Der heutige HHLA-Konzern wurde mit Wirkung vom 1. Januar 2007 in die Teilkonzerne Hafenlogistik und Immobilien gegliedert. Für den Börsengang im November 2007 wurde das hafenbezogene Kerngeschäft der HHLA, die Hafenlogistik, in dieser neu geschaffenen Struktur gebündelt. Der Gesamtkonzern bietet seinen Kunden eine große Bandbreite an Dienstleistungen entlang der gesamten logistischen Kette: von der Kaimauer im Überseehafen bis zum Kunden im Hinterland. Der Teilkonzern Hafenlogistik umfasst die Segmente Container, Intermodal und Logistik und steht bei Analysten besonders im Fokus, da dieser Bereich das eigentliche Kerngeschäft umfasst und maßgeblich für die soliden Ergebnisse des Konzerns verantwortlich ist.

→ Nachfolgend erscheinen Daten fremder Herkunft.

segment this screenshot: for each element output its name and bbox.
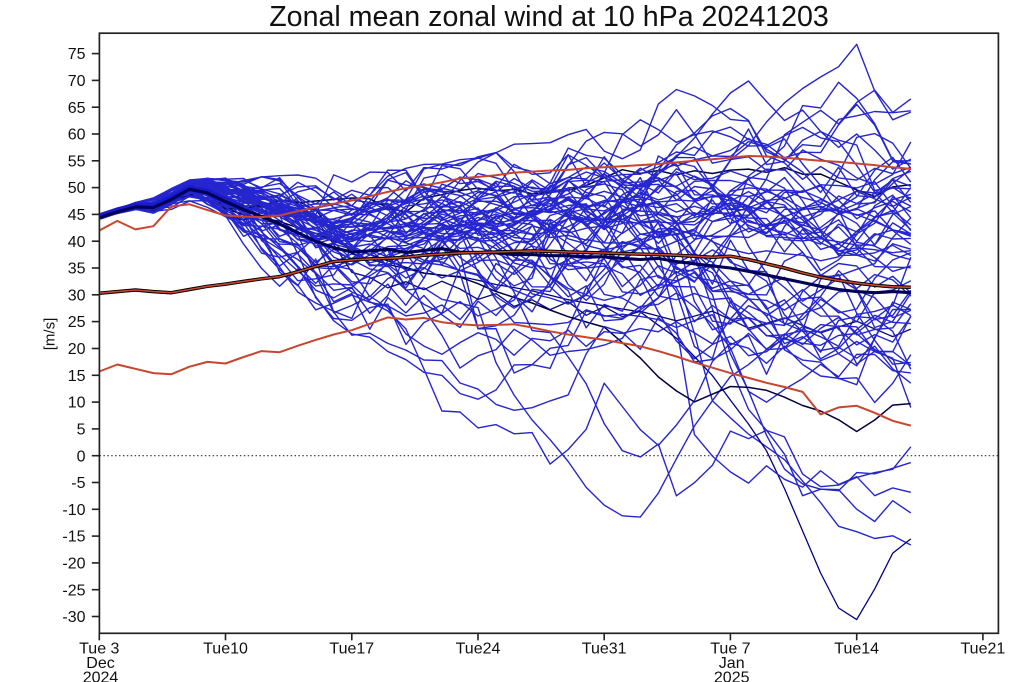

Prognosen trotz Krise erfüllt

Ein Blick auf die letzten Zahlen belegt dies. Die HHLA hat demnach die Ertragsziele für das vergangene Jahr 2009 trotz des schwierigen konjunkturellen Umfelds erreicht. Umsatz und Ergebnis vor Zinsen und Steuern (EBIT) des fortgeführten Geschäfts hatten sogar die gegenüber den Markterwartungen etwas konservativeren Schätzungen leicht übertroffen. Dies wurde letzte Woche bei der Veröffentlichung der vorläufigen Zahlen für das abgelaufene Geschäftsjahr 2009 ganz deutlich. Man hat demnach nach vorläufigen Zahlen einen Umsatz von etwa 988 Mio. Euro erzielt, nach 1,33 Mrd. Euro im Vorjahr. Das EBIT aus fortgeführten Aktivitäten verringerte sich von 358 auf rund 176 Mio. Euro. Das börsennotierte Kerngeschäft der HHLA, der Teilkonzern Hafenlogistik, erwirtschaftete im Geschäftsjahr 2009 einen Umsatz von etwa 960 Mio. Euro (Vorjahr: 1,3 Mrd. Euro) und ein EBIT aus fortgeführten Aktivitäten von rund 164 Mio. Euro (Vorjahr: 344 Mio. Euro). Mit diesen Zahlen konnte man die Jahresprognose also erfüllen. Firmenlenker Klaus-Dieter Peters sagte ferner: "Uns ist es gelungen, die finanzielle Stabilität der HHLA trotz der schwersten Wirtschaftskrise der Nachkriegszeit zu erhalten. Unser frühzeitig aufgelegtes Maßnahmenprogramm, mit dem wir nicht nur die Auswirkungen der Krise begrenzen, sondern auch Zukunftschancen wahren wollen, hat Wirkung gezeigt."

Fazit:

Vor der unmittelbaren Zukunft des Konzerns sollte man sich als Anleger nicht fürchten. Die Joint Venture-Vereinbarungen mit EUROGATE stärken die Wettbewerbsfähigkeit, auch wenn auf der anderen Seite sicherlich die bekannten Konjunkturrisiken unverändert bestehen. Betrachtet man sich die Daten der Aktie, so fällt einem das sicherlich nicht günstige 2010er-KGV von 21 auf. Dies einmal ausgeblendet, könnte man als Anleger aber bei dieser Aktie durchaus mit wieder deutlich anziehenden Kursen rechnen. Das Chance/Risiko-Profil ist unverändert attraktiv, ein Kurspotenzial von bis zu 40% ist nicht unrealistisch, zumal im aktuellen Aktienkurs die pessimistischen Erwartungen bereits abgebildet sein sollten. Ebenso sollte man als Anleger eines im Hinterkopf haben: Erholt sich die deutsche und die osteuropäische Wirtschaft, wird der Aufschwung auch am Hamburger Hafen nicht vorübergehen. Buy on bad news, sell on good news.

Derivate-Trading

Investoren, die sich der Risiken bewusst sind, können versuchen, mögliche Kurssteigerungen mit Derivaten zu hebeln. Auf den Basiswert HHLA gibt es dazu auch einige Hebelzertifikate. Interessant ist beispielsweise das Mini Long- Zertifikat von HSBC Trinkaus & Burkhardt (WKN: TB2ZRP). Ausgestattet mit einer theoretisch unbegrenzten Laufzeit liegt die Knockoutschwelle aktuell bei 21,44 Euro. Der Hebel beträgt derzeit 4,4.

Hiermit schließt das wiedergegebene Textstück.